Meski demikian, kewaspadaan terhadap aksi-aksi teror JAD yang tak terduga itu tak boleh berkurang. Apalagi, seperti yang pernah diungkap Kapolri, mereka memang menargetkan sejumlah pejabat tinggi di Indonesia atau orang-orang yang dianggap memusuhi Islam setelah pembubaran HTI.
Penangkapan terhadap terduga teroris, juga tidak mudah karena berdasarkan Undang-Undang Nomor 5 Tahun 2018 tentang Pemberantasan Tindak Pidana Terorisme, harus memiliki bukti permulaan yang cukup.

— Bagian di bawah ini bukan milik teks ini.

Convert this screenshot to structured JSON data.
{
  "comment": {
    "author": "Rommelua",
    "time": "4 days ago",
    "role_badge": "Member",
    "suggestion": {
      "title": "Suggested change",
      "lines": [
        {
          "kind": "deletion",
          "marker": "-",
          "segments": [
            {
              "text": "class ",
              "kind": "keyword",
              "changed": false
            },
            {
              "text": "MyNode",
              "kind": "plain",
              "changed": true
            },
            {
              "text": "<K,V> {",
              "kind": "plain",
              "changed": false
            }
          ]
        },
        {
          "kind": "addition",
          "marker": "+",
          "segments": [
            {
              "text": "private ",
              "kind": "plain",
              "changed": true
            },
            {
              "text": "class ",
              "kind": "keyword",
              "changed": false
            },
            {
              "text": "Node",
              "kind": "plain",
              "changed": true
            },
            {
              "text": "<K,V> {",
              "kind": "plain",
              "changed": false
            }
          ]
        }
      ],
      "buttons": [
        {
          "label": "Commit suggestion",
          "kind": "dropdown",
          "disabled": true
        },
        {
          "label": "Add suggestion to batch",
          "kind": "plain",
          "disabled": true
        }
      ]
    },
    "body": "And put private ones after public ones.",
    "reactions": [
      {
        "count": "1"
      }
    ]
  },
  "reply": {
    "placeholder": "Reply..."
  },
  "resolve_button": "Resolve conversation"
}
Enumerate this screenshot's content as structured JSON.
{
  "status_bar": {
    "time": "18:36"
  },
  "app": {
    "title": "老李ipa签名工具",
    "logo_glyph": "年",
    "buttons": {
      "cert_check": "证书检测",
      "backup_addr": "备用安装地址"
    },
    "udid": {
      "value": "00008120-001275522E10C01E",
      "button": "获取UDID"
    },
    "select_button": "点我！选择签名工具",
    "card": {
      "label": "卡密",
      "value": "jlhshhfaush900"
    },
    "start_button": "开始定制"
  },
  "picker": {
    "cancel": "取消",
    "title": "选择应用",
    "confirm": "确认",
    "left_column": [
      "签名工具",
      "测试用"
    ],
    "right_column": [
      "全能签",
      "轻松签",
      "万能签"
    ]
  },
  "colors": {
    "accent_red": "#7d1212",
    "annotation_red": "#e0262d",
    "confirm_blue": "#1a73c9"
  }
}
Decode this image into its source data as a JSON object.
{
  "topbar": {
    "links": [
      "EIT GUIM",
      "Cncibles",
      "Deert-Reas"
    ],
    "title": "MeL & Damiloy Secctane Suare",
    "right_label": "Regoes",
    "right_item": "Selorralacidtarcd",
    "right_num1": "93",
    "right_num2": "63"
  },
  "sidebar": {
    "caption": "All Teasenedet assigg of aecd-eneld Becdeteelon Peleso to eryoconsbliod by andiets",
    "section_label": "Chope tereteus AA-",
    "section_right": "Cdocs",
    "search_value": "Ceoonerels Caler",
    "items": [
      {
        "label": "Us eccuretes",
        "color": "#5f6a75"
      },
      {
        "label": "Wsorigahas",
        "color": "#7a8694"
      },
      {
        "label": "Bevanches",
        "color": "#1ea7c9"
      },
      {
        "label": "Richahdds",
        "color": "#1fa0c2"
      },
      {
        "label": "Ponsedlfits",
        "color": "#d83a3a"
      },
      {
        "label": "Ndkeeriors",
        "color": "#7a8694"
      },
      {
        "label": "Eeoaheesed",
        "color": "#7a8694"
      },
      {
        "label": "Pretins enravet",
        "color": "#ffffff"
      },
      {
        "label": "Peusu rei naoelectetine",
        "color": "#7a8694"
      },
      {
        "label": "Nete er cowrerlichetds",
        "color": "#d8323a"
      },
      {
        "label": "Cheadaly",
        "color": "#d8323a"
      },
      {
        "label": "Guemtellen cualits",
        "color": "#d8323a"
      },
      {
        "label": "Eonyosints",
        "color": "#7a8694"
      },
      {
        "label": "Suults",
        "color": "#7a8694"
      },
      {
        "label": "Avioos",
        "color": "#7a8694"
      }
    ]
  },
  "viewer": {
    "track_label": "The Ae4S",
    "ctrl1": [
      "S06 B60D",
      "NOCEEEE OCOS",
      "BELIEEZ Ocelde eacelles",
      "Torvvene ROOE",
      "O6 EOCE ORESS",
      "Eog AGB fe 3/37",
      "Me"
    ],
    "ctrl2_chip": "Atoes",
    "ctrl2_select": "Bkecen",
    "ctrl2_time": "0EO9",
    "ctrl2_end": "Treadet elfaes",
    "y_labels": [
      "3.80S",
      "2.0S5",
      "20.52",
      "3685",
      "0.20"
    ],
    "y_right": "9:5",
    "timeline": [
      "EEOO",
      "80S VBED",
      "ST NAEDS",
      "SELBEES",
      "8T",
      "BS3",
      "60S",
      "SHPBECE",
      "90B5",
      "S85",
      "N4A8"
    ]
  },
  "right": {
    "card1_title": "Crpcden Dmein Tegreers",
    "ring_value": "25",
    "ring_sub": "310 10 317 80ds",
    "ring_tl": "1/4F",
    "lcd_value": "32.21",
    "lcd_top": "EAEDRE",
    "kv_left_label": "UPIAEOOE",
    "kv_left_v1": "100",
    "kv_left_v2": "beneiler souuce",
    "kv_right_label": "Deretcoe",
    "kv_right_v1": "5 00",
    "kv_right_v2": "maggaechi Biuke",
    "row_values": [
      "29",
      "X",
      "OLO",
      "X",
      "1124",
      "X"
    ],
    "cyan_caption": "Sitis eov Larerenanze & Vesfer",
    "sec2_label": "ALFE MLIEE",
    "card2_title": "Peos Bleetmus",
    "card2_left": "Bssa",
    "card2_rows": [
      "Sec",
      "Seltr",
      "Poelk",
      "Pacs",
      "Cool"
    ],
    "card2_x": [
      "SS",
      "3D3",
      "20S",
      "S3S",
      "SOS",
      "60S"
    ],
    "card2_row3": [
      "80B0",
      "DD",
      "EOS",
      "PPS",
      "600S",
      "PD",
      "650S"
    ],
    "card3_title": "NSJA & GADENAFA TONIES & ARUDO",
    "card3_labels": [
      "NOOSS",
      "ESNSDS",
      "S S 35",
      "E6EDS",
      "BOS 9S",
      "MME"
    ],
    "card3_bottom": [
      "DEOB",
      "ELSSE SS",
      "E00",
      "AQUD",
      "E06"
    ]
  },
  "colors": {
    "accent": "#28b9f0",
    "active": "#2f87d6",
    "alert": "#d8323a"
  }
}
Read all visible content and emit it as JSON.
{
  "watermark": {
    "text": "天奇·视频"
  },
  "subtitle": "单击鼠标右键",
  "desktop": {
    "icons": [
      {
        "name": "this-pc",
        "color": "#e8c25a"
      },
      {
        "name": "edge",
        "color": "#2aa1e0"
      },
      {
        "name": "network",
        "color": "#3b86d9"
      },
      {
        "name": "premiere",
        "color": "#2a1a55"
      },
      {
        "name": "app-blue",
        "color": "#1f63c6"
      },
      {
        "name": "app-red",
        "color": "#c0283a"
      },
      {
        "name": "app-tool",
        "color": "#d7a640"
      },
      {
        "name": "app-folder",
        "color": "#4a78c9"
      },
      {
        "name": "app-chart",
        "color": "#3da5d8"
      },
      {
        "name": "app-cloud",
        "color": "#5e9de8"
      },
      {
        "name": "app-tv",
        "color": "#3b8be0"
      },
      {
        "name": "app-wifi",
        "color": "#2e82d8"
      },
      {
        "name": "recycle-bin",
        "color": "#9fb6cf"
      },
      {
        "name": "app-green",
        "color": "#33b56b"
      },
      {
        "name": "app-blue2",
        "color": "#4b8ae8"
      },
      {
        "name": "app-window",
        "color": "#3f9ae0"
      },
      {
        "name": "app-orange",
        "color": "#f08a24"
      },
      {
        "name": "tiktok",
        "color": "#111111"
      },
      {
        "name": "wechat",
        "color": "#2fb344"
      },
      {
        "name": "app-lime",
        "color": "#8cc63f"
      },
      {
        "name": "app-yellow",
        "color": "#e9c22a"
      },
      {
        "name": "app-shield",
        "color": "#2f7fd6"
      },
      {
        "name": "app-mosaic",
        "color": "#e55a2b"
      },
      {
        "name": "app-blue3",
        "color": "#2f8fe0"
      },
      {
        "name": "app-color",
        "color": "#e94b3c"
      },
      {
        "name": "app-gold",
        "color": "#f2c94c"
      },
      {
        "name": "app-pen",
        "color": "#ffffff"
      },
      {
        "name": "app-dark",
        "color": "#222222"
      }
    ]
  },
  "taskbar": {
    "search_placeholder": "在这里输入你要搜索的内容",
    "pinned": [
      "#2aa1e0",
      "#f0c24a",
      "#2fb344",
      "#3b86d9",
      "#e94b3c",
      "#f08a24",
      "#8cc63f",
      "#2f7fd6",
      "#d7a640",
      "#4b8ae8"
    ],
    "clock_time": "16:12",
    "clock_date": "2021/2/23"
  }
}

“Usaha pemantauan kelompok atau orang-orang yang berempati kepada gerakan terorisme itu juga tidak mudah dan membutuhkan kerja keras dari intelijen,” katanya.
Terpisah, Ketua Umum Pengurus Besar Nahdlatul Ulama (PBNU) KH Said Aqil Siradj meminta agar pemerintah bersikap tegas terhadap aksi teroris.
“Aparat kepolisian harus mampu mengungkap dan menindak aktor intelektual di balik aksi-aksi teror yang terjadi di Tanah Air. Kami Nahdlatul Ulama meminta aparat kepolisian harus mampu bertindak tegas terhadap radikalisme dan tidak boleh ada kesan negara kalah dalam menghadapi terorisme,” ujarnya dalam keterangan tertulisnya.
Menurutnya, negara tak boleh kalah dengan radikalisme dan terorisme yang terjadi di Tanah Air sekarang ini.
“Saat ini Indonesia sudah darurat terorisme dan radikalisme, karena selama ini kita bersikap terlalu ramah kepada mereka. Maka demi menyelamatkan NKRI, menyelamatkan seluruh bangsa Indonesia, maka sekecil apa pun yang mereka lakukan (terorisme) harus ditindak tegas,” kata Said.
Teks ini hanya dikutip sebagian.